10.A retrospective cohort study on the short-term clinical efficacy of single-port assisted endoscopic breast conserving surgery versus conventional open approach for breast cancer
Zhihan LIU ; Chenlu LIU ; Jiangtao LI ; Xinyu OU ; Yiwen LU ; Shicheng SU
Chinese Journal of General Surgery 2024;39(7):511-515
Objective:To compare the short-term clinical efficacy and patient satisfaction of single-port assisted endoscopic breast-conserving surgery versus open approach in the treatment of female breast cancer patients.Methods:This study retrospectively analyzed the clinical data of 129 female breast cancer patients admitted to Sun Yat-Sen Memorial Hospital, Sun Yat-Sen University from March 2022 to June 2023. In this study, 56 patients underwent breast-conserving surgery assisted by single-port endoscopy (endoscopic group) and 73 patients underwent conventional open breast-conserving surgery (conventional group).Results:Compared to the conventional group (73 cases), the endoscopic group (56 cases) had slightly longer operation time [(200.0±43.2) min vs. (185.3±56.5) min] and intraoperative blood loss [(34.0±25.4) ml vs. (27.2±21.8) ml, P>0.05]. The endoscopic group had a significantly shorter surgical incision length than the conventional group [(4.7±0.7) cm vs. (8.0±1.1) cm, P<0.05], the difference in postoperative tumor margin was not significant (endoscopic group: 3.5% vs. conventional group: 5.7%, P>0.05).
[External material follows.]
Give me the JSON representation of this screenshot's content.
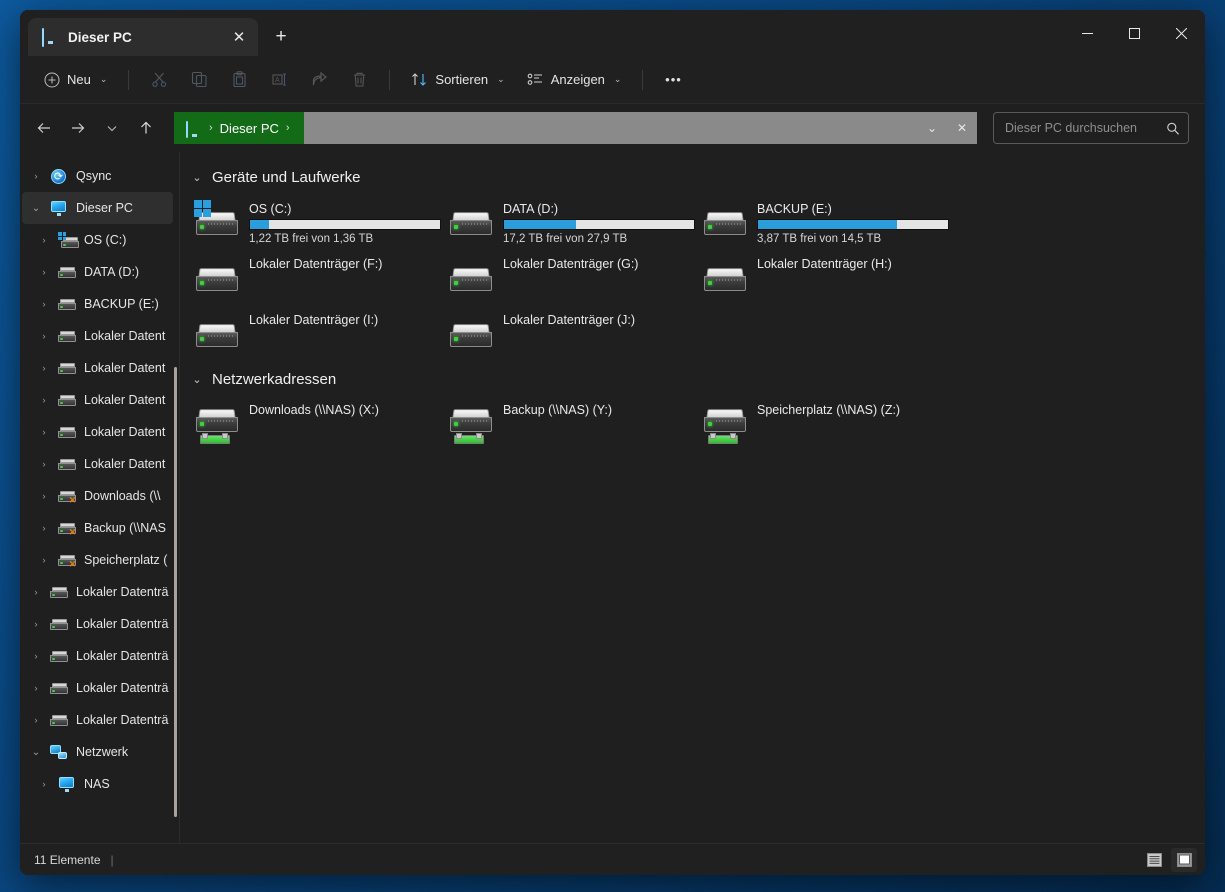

In terms of postoperative complications, the endoscopic group had a significantly lower incidence of radiation-related skin reactions than the conventional group ( P<0.05). The endoscopic group had a higher satisfaction rate in terms of postoperative aesthetics (73.2% vs. 56.2%, P<0.05). Conclusions:The short-term clinical efficacy of breast-conserving surgery for female breast cancer by single-port assisted endoscopy is not inferior to that of conventional open breast-conserving surgery, with added better cosmetic results.